Moving on, we have some support creatures, either ones that make Roon better or ones that interact well with blinking without being Blink targets themselves.

Progenitor Mimic

An aside on Derevi, Empyrial Tactician: I was quite underwhelmed by the Bird Wizard when I first read it, but I could not have been more wrong. It is quietly among the strongest cards in the set and definitely something to be built around in the future. For now, it’s pretty happy untapping Roon five times in a turn.

Djinn of Infinite Deceits is also not a remotely fair card when you can snatch the swapped creature back on command. It has been among the best cards in the deck and unbeatable if not removed, to say the least.

After that, most of these cards either copy other blinkable creatures or untap Roon. If we’re building around him, it seems that we should try to use his ability more than once per turn, no?

From there, we have a few other options to help the deck run smoothly and/or do cool things.

Somberwald Sage

Of these, Teferi and Rubinia excite me less since they don’t really add anything to the strategy. Skyward Eye Prophets doesn’t Blink, but he’s something to do with all of the untap effects if Roon isn’t available.
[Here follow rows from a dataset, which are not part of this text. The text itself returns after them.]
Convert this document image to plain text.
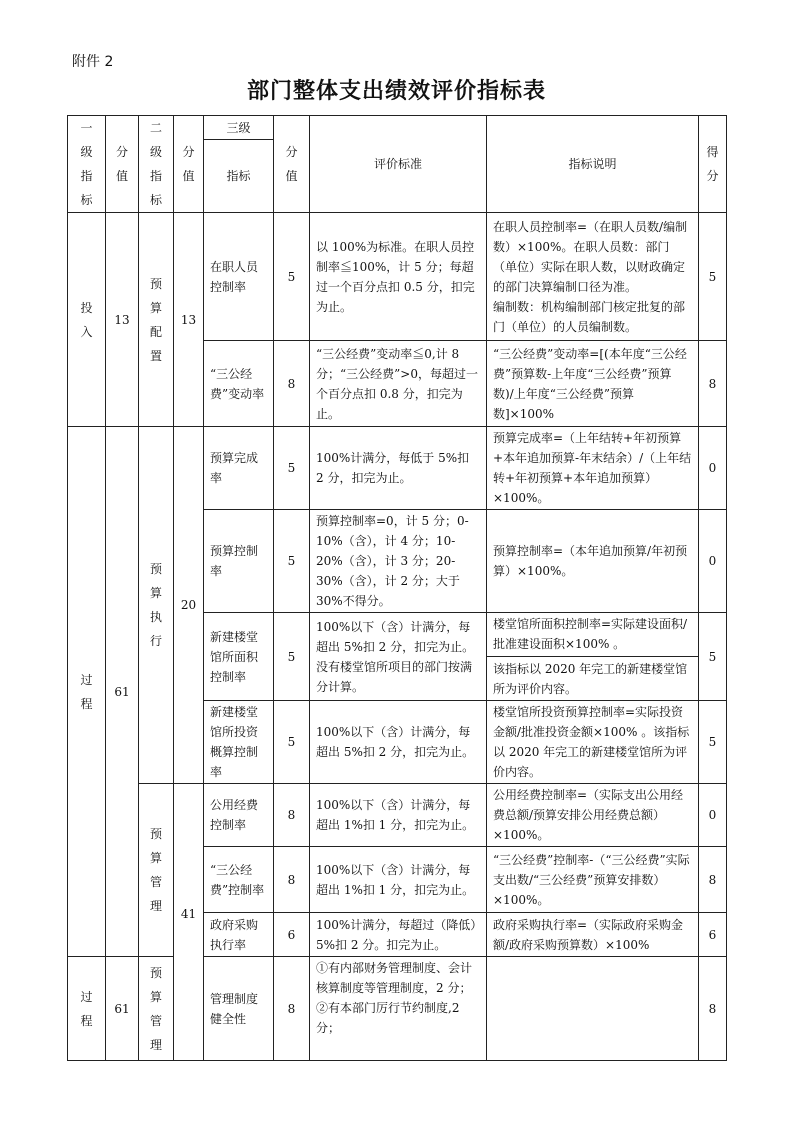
附件 2
部门整体支出绩效评价指标表
一级指标	分值	二级指标	分值	三级	分值	评价标准	指标说明	得分

				指标				

投入	13	预算配置	13	在职人员控制率	5	以 100%为标准。在职人员控制率≦100%，计 5 分；每超过一个百分点扣 0.5 分，扣完为止。	在职人员控制率=（在职人员数/编制数）×100%。在职人员数：部门（单位）实际在职人数，以财政确定的部门决算编制口径为准。
编制数：机构编制部门核定批复的部门（单位）的人员编制数。	5
				“三公经费”变动率	8	“三公经费”变动率≦0,计 8 分；“三公经费”>0，每超过一个百分点扣 0.8 分，扣完为止。	“三公经费”变动率=[(本年度“三公经费”预算数-上年度“三公经费”预算数)/上年度“三公经费”预算数]×100%	8

过程	61	预算执行	20	预算完成率	5	100%计满分，每低于 5%扣 2 分，扣完为止。	预算完成率=（上年结转+年初预算+本年追加预算-年末结余）/（上年结转+年初预算+本年追加预算）×100%。	0
				预算控制率	5	预算控制率=0，计 5 分；0-10%（含），计 4 分；10-20%（含），计 3 分；20-30%（含），计 2 分；大于 30%不得分。	预算控制率=（本年追加预算/年初预算）×100%。	0
				新建楼堂馆所面积控制率	5	100%以下（含）计满分，每超出 5%扣 2 分，扣完为止。没有楼堂馆所项目的部门按满分计算。	楼堂馆所面积控制率=实际建设面积/批准建设面积×100% 。
该指标以 2020 年完工的新建楼堂馆所为评价内容。	5
				新建楼堂馆所投资概算控制率	5	100%以下（含）计满分，每超出 5%扣 2 分，扣完为止。	楼堂馆所投资预算控制率=实际投资金额/批准投资金额×100% 。该指标以 2020 年完工的新建楼堂馆所为评价内容。	5

		预算管理	41	公用经费控制率	8	100%以下（含）计满分，每超出 1%扣 1 分，扣完为止。	公用经费控制率=（实际支出公用经费总额/预算安排公用经费总额）×100%。	0
				“三公经费”控制率	8	100%以下（含）计满分，每超出 1%扣 1 分，扣完为止。	“三公经费”控制率-（“三公经费”实际支出数/“三公经费”预算安排数）×100%。	8
				政府采购执行率	6	100%计满分，每超过（降低）5%扣 2 分。扣完为止。	政府采购执行率=（实际政府采购金额/政府采购预算数）×100%	6

过程	61	预算管理		管理制度健全性	8	①有内部财务管理制度、会计核算制度等管理制度，2 分；
②有本部门厉行节约制度,2 分；		8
The rest of the cards provide mana in some unique or effective way. I don’t think this is the kind of deck that wants Birds of Paradise, Noble Hierarch, or the like. Even with Bane of Progress in the deck, I’d still rather play some Signets.

After that, here are a few of those sweet, noncreature support spells.

Proteus Staff

Bident of Thassa seems to be a more on-theme way to draw cards than, say, Sphinx's Revelation, and it seems fun in multiplayer. Greater Good is just one of my favorite cards ever, and it works well as anti-sweeper tech, too. Proteus Staff doesn’t Blink, per se, but it’s pretty close. Plus, it’s just a fun card that happens to be good against certain commanders and indestructible creatures.

Primal Command and Chord of Calling are both excellent additions, but I think I’ll leave out at least Chord to keep the deck from being repetitive. Momir Vig won’t make the cut for the same reason (plus, he has his own deck).

I like having about forty lands, but I am willing to go to thirty-eight in a deck like this. That leaves us with:

"Blink and You’ll Miss It"

  • Commander (0)

Note that the mana base is pretty much just the first thirty-eight cards I thought of. If you want to go more expensive, you can (Flooded Strand, Windswept Heath), and if you want to go less expensive, you can do that, too (Guildgates, no original duals). Honestly, the mana in Commander is so good that you really don’t need to dip into expensive stuff. Just play the cards you have, and you’ll be fine—even if it’s a bunch of Signets and Terramorphic Expanse.

Just keep in mind you need a few basics to search up with Sakura, Solemn, and friends.

Prophet of Kruphix
The deck is really, really sweet, and it’s instantly one of my favorites. I played a few games with it after throwing it together (literally between rounds) at Friday Night Magic and was impressed immediately. I played one four-player game in which I was the center of attention almost from the get-go (Sol Ring into Signet will do that) and had the board wiped three times, and yet, I still never once had an empty grip or board. Between Eternal Witness, Angel of Serenity, Reveillark, and Sun Titan, my stuff just didn’t stay dead. Eventually, everyone conceded when I had Prophet of Kruphix and Soul of the Harvest working in tandem.

In another game, I faced waves of hate, including having three of my lands blown up by Terastodon, but I got Prophet and Mistmeadow Witch going and continually built my advantage turn after turn until I just killed everyone with a bunch of creatures, including, somewhat ironically, the elephants from Terastodon.

A few things I learned:

Roon of the Hidden Realm is certainly here to stay, and, “Hold on, at the end of your second main,” might just be the new “EOTFOFYL” for the Commander crowd. Better get used to it.